Another discovery was her edgy humour. The amount of time we spent while doing this series was reserved for outright laughing. It was a revelation to me. I always saw her as a ‘mother’ who provided and nurtured, and not necessarily one who loved to joke and play. Yet, during our collaboration on this project, her laughter was totally infectious. She went to bed most nights with a smile, and was excited to wake up the next morning for more. That, to me, meant everything.

What are the main differences you noticed between what you learned about aging and frailty through the creative process and our social/cultural “reading” of these events?

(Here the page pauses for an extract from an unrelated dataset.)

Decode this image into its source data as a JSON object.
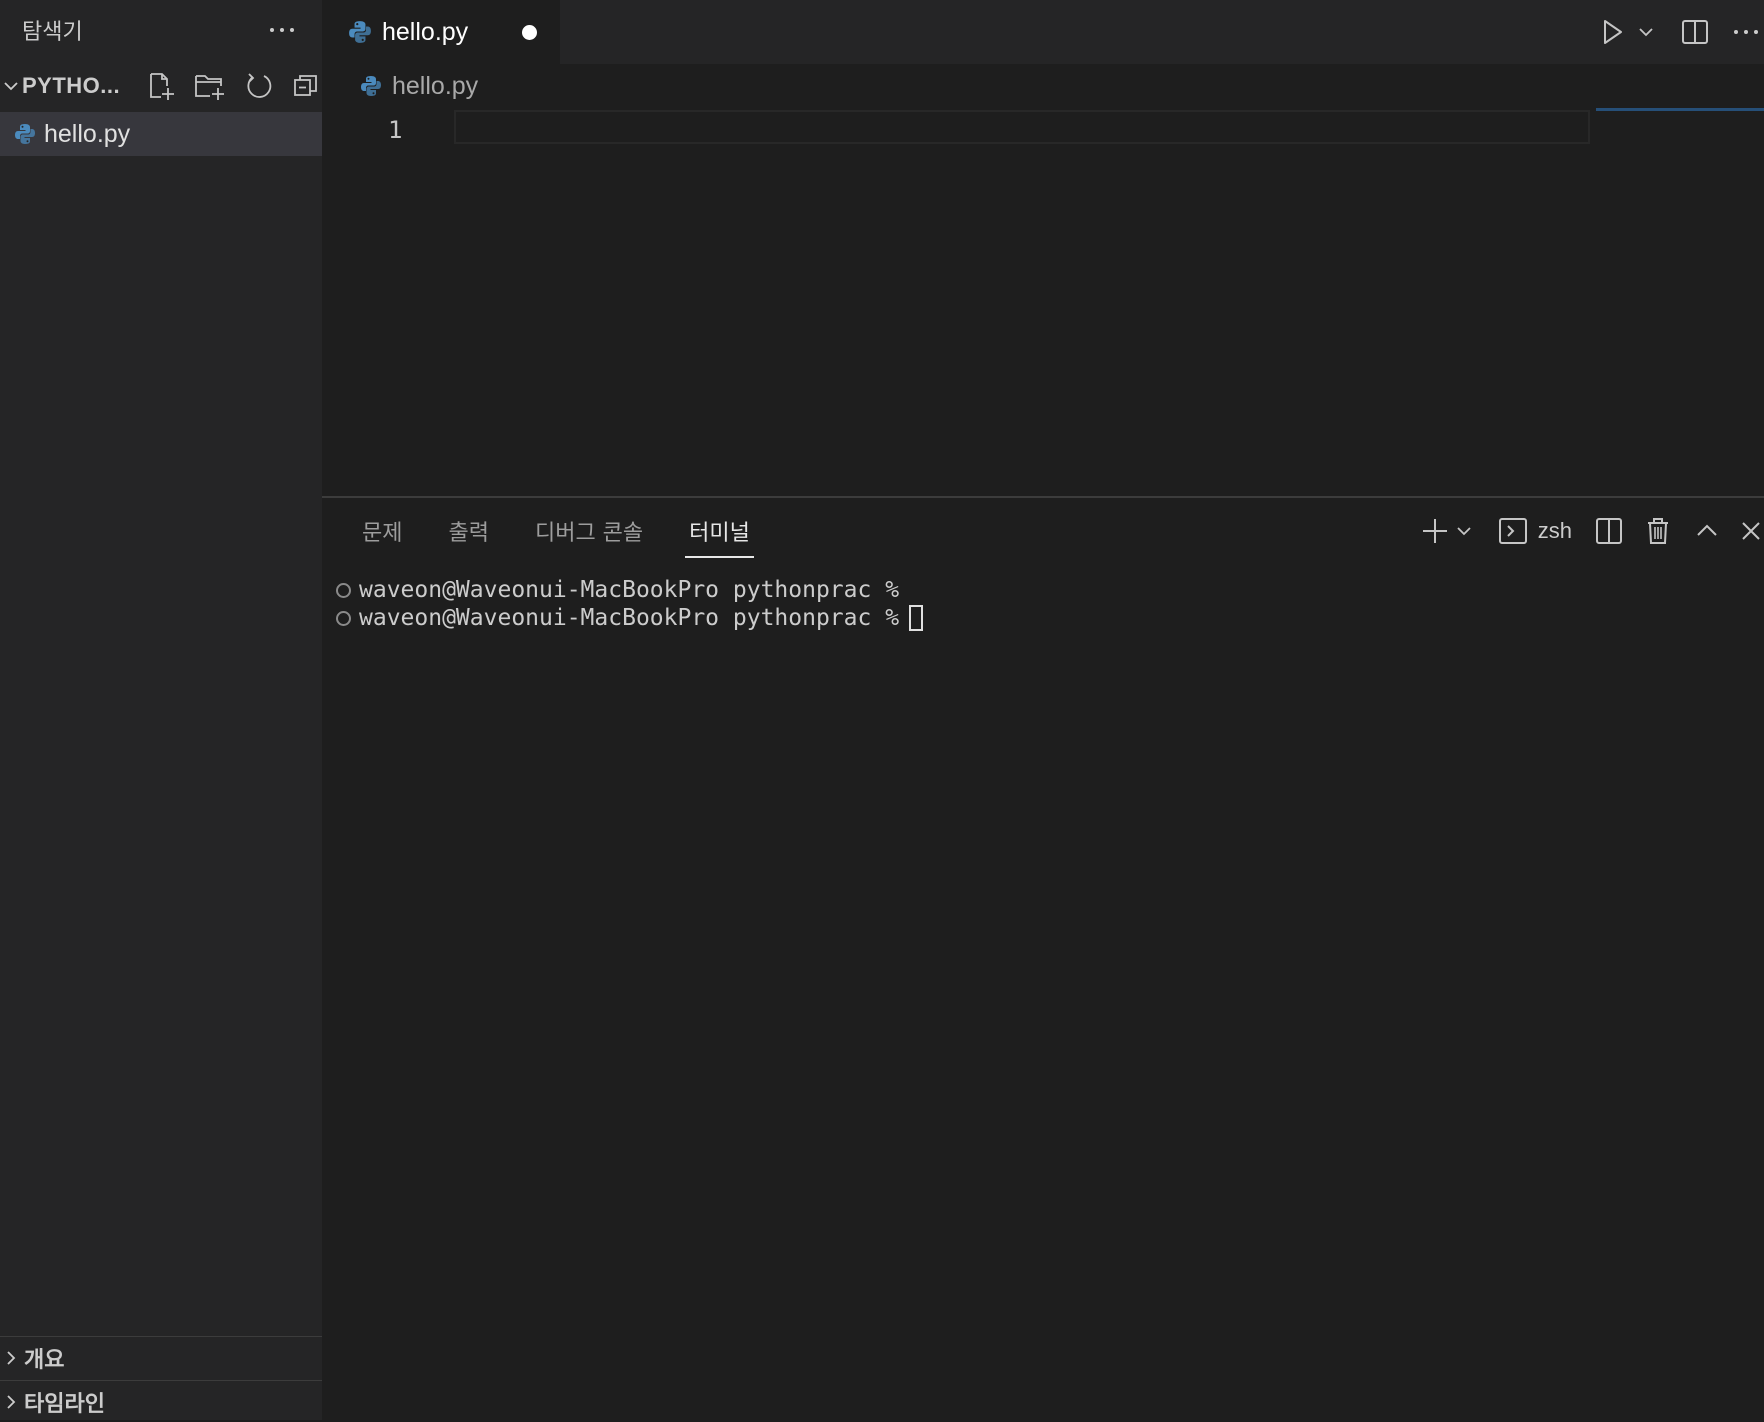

The most noticeable difference was of time lost. We look at older people as having a long life lived, and that is true, but time stands still for no one, and the moments of misplaced energy add up to an incredible amount. While we’re young, we think ahead and see a lasting, endless future, but when we get to “that age,” we look back and wonder how fast time has passed us by.

The Italian actress Anna Magnani once said: “Please do not retouch my wrinkles. It took me so long to earn them.” Do you think we need a different narrative of aging?

Of course. We need to accept that one day we will be that older person. Once we’re there, the hope is that we can cope with life without major intervention. To respect now is to be respected later. If we see the value of our older people, we hopefully will be valued once we take their place in society. We all wish for that.

One last question: when we think about the gifts of aging, we end up with a one-word list: wisdom. Based on your experience, what would you add?

‘Promise.’ The promise of fulfillment. It’s a true gift of aging.